"NEW YORK -- Like any other golden retriever seeking a treat, Tuesday nudged his owner's hand with his snout one recent morning and waited expectantly.
Luis Carlos Montalvan got up from a chair in his small Brooklyn apartment and walked to the kitchen. Tuesday followed close behind, eyes fixed on a white cabinet. The retriever sat alertly as Mr. Montalvan, an Iraq war veteran with severe post-traumatic stress disorder, reached for a vial of pills, lined a half-dozen on the table and took them one by one.
The dog had gotten what he wanted: When the last pill was swallowed, he got up and followed his master out of the kitchen, tail wagging.

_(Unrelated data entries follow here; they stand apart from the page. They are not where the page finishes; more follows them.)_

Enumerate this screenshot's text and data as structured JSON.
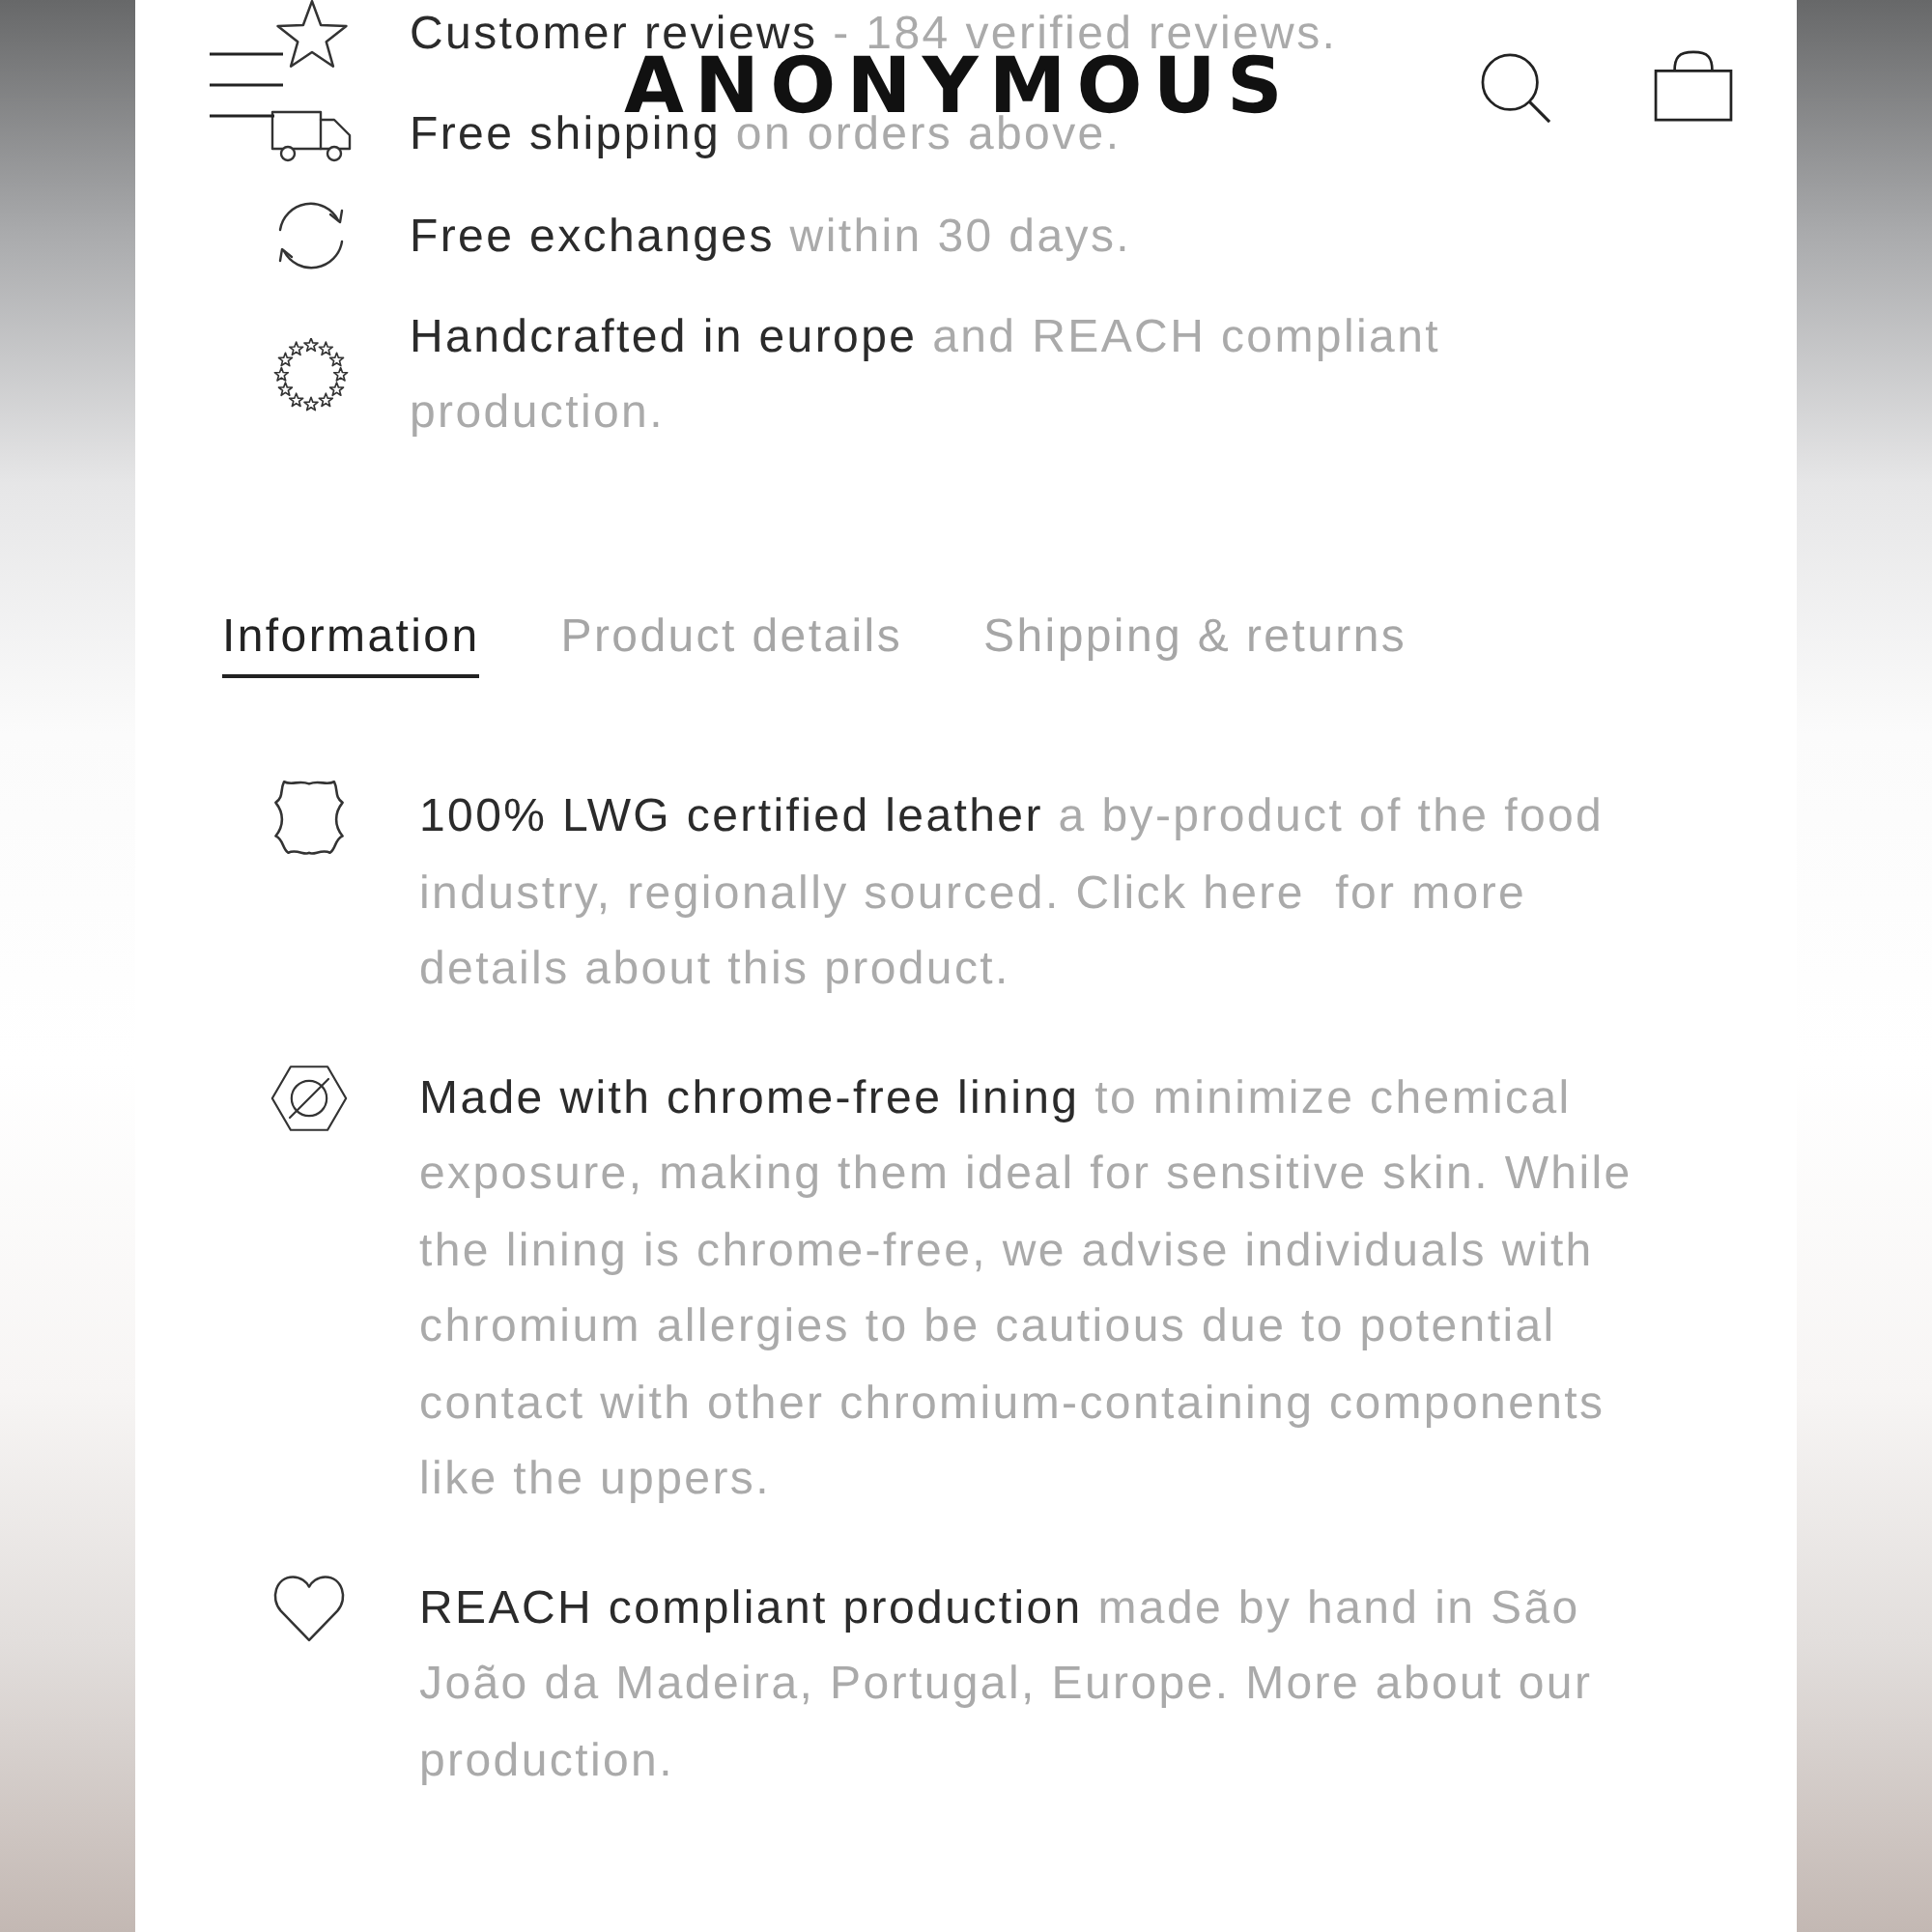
{
  "header": {
    "logo": "ANONYMOUS"
  },
  "features": [
    {
      "kind": "star",
      "title": "Customer reviews",
      "text": "- 184 verified reviews."
    },
    {
      "kind": "truck",
      "title": "Free shipping",
      "text": "on orders above."
    },
    {
      "kind": "exchange",
      "title": "Free exchanges",
      "text": "within 30 days."
    },
    {
      "kind": "eu-stars",
      "title": "Handcrafted in europe",
      "text": "and REACH compliant production."
    }
  ],
  "tabs": [
    {
      "label": "Information",
      "selected": true
    },
    {
      "label": "Product details",
      "selected": false
    },
    {
      "label": "Shipping & returns",
      "selected": false
    }
  ],
  "details": [
    {
      "kind": "leather",
      "title": "100% LWG certified leather",
      "text": "a by-product of the food industry, regionally sourced. Click here  for more details about this product."
    },
    {
      "kind": "chrome-free",
      "title": "Made with chrome-free lining",
      "text": "to minimize chemical exposure, making them ideal for sensitive skin. While the lining is chrome-free, we advise individuals with chromium allergies to be cautious due to potential contact with other chromium-containing components like the uppers."
    },
    {
      "kind": "heart",
      "title": "REACH compliant production",
      "text": "made by hand in São João da Madeira, Portugal, Europe. More about our production."
    }
  ]
}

Tuesday is a so-called psychiatric-service dog, a new generation of animals trained to help people whose suffering is not physical, but emotional. They are, effectively, Seeing Eye dogs for the mind.

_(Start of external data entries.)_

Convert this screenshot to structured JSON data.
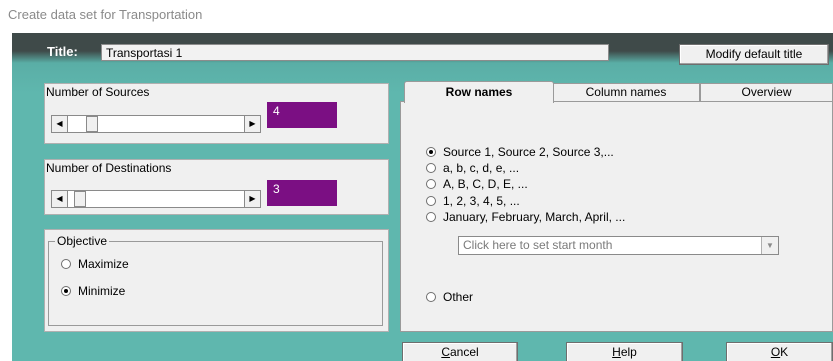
{
  "window_title": "Create data set for Transportation",
  "title_label": "Title:",
  "title_value": "Transportasi 1",
  "modify_default_title": "Modify default title",
  "sources": {
    "label": "Number of Sources",
    "value": "4"
  },
  "destinations": {
    "label": "Number of Destinations",
    "value": "3"
  },
  "objective": {
    "label": "Objective",
    "options": [
      {
        "label": "Maximize",
        "selected": false
      },
      {
        "label": "Minimize",
        "selected": true
      }
    ]
  },
  "tabs": [
    {
      "label": "Row names",
      "active": true
    },
    {
      "label": "Column names",
      "active": false
    },
    {
      "label": "Overview",
      "active": false
    }
  ],
  "row_names": {
    "options": [
      {
        "label": "Source 1, Source 2, Source 3,...",
        "selected": true
      },
      {
        "label": "a, b, c, d, e, ...",
        "selected": false
      },
      {
        "label": "A, B, C, D, E, ...",
        "selected": false
      },
      {
        "label": "1, 2, 3, 4, 5, ...",
        "selected": false
      },
      {
        "label": "January, February, March, April, ...",
        "selected": false
      }
    ],
    "start_month_placeholder": "Click here to set start month",
    "other_label": "Other"
  },
  "buttons": {
    "cancel": {
      "accel": "C",
      "rest": "ancel"
    },
    "help": {
      "accel": "H",
      "rest": "elp"
    },
    "ok": {
      "accel": "O",
      "rest": "K"
    }
  }
}
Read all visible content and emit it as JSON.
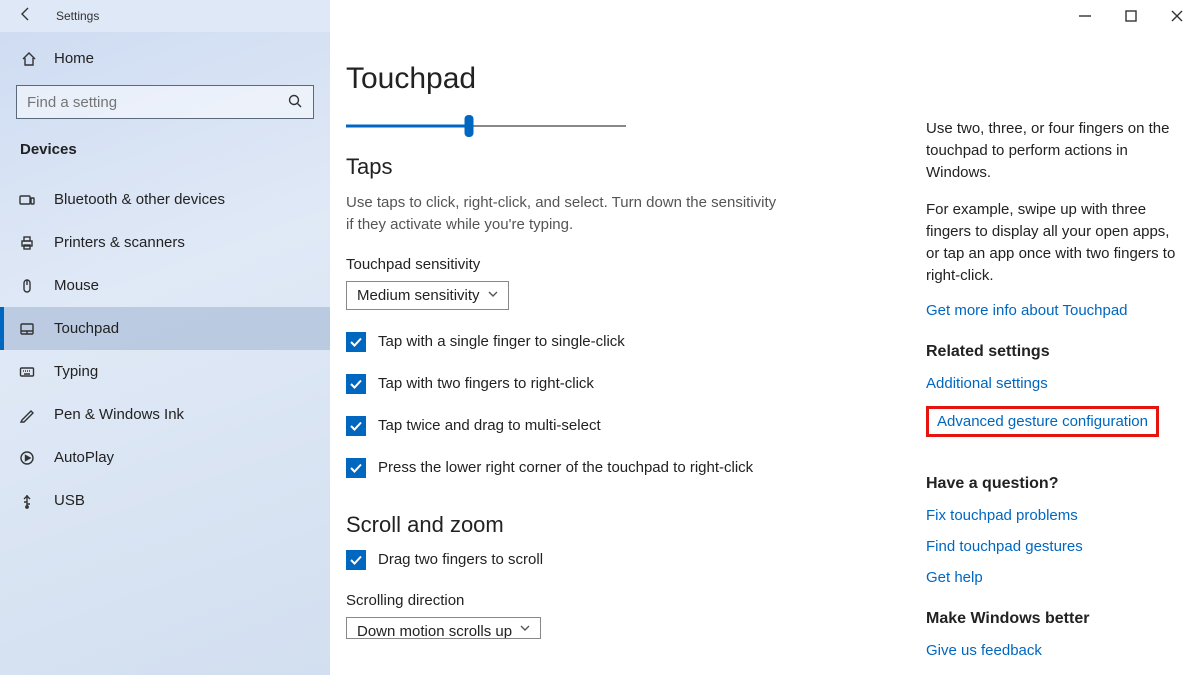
{
  "titlebar": {
    "title": "Settings"
  },
  "sidebar": {
    "home_label": "Home",
    "search_placeholder": "Find a setting",
    "section_label": "Devices",
    "items": [
      {
        "label": "Bluetooth & other devices"
      },
      {
        "label": "Printers & scanners"
      },
      {
        "label": "Mouse"
      },
      {
        "label": "Touchpad"
      },
      {
        "label": "Typing"
      },
      {
        "label": "Pen & Windows Ink"
      },
      {
        "label": "AutoPlay"
      },
      {
        "label": "USB"
      }
    ]
  },
  "main": {
    "page_title": "Touchpad",
    "taps": {
      "heading": "Taps",
      "description": "Use taps to click, right-click, and select. Turn down the sensitivity if they activate while you're typing.",
      "sensitivity_label": "Touchpad sensitivity",
      "sensitivity_value": "Medium sensitivity",
      "checks": [
        "Tap with a single finger to single-click",
        "Tap with two fingers to right-click",
        "Tap twice and drag to multi-select",
        "Press the lower right corner of the touchpad to right-click"
      ]
    },
    "scroll": {
      "heading": "Scroll and zoom",
      "check0": "Drag two fingers to scroll",
      "direction_label": "Scrolling direction",
      "direction_value": "Down motion scrolls up"
    }
  },
  "sidepanel": {
    "intro1": "Use two, three, or four fingers on the touchpad to perform actions in Windows.",
    "intro2": "For example, swipe up with three fingers to display all your open apps, or tap an app once with two fingers to right-click.",
    "info_link": "Get more info about Touchpad",
    "related_heading": "Related settings",
    "related_links": [
      "Additional settings",
      "Advanced gesture configuration"
    ],
    "question_heading": "Have a question?",
    "question_links": [
      "Fix touchpad problems",
      "Find touchpad gestures",
      "Get help"
    ],
    "better_heading": "Make Windows better",
    "better_link": "Give us feedback"
  }
}
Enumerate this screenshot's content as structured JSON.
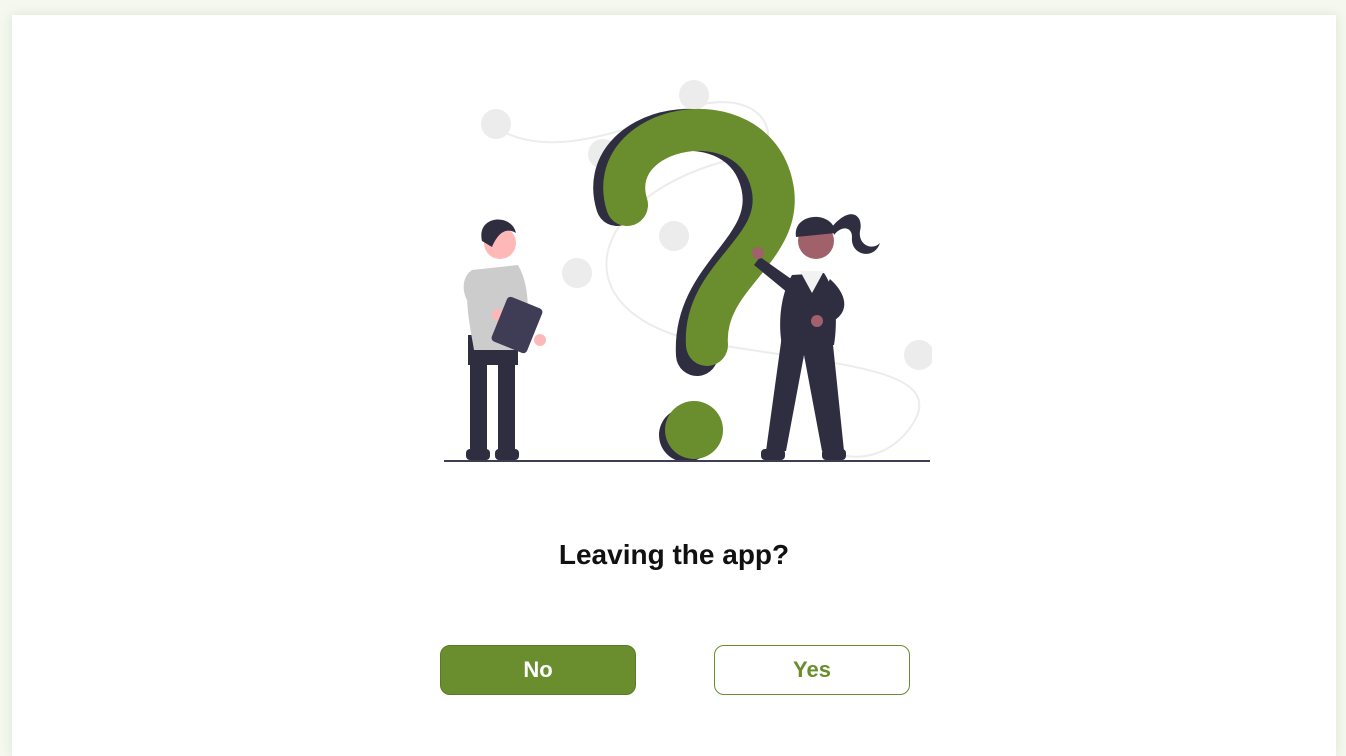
{
  "dialog": {
    "title": "Leaving the app?",
    "no_label": "No",
    "yes_label": "Yes"
  },
  "illustration": {
    "icon": "question-mark-people-illustration"
  },
  "colors": {
    "accent": "#6a8d2e",
    "dark": "#2f2e41",
    "light_gray": "#e6e6e6"
  }
}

Tuesday, now 3 years old, listens to the daily alarm on Mr. Montalvan's wristwatch, his cue to make sure he takes his pills. Wearing the red harness of a work dog, he accompanies Mr. Montalvan to Dunkin' Donuts and the movie theater, to Veterans Administration group counseling sessions in Manhattan, and to Columbia University, where Mr. Montalvan is studying journalism and communication.

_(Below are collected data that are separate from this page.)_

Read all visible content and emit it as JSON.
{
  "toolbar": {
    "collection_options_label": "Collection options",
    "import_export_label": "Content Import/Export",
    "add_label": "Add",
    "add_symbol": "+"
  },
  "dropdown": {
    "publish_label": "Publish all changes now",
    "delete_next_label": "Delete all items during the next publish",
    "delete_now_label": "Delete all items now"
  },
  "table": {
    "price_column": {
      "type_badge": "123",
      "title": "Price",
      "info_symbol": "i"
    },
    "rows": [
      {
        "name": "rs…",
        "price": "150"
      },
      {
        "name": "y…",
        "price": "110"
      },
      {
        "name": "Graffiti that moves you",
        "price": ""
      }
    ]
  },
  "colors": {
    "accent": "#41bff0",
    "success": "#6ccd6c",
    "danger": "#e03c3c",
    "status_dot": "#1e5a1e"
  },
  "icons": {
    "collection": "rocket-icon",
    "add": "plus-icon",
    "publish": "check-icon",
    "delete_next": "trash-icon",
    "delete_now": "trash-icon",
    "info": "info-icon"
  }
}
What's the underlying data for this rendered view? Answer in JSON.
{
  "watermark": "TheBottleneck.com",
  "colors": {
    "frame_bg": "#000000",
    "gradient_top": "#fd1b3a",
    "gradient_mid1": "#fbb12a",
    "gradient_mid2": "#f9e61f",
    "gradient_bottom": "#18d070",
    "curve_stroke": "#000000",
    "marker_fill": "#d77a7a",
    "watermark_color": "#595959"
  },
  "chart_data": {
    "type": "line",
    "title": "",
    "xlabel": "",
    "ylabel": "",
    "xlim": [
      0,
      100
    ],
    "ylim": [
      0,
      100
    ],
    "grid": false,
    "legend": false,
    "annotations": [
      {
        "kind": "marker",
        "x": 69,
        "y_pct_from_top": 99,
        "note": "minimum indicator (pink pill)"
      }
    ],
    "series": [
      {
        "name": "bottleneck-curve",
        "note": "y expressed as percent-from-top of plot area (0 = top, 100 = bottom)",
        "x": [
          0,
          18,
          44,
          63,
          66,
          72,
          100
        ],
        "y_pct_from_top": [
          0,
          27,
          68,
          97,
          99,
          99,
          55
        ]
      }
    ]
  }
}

At Mr. Montalvan's apartment -- decorated with his Purple Heart and Bronze Star certificates, and pictures and paintings of Tuesday -- they sleep in the same wooden sleigh bed.
On a recent afternoon, Mr. Montalvan and Tuesday walked to a nearby subway station. The platform was crowded. Mr. Montalvan began to look agitated. Tuesday, who had been lying at his feet, jumped up and stood between his master and the nearest cluster of people, creating a buffer. Mr. Montalvan's breathing noticeably stabilized.
The train approached. Mr. Montalvan bent down to tie his Army combat boots, scratched Tuesday behind the ears, and they made their way aboard."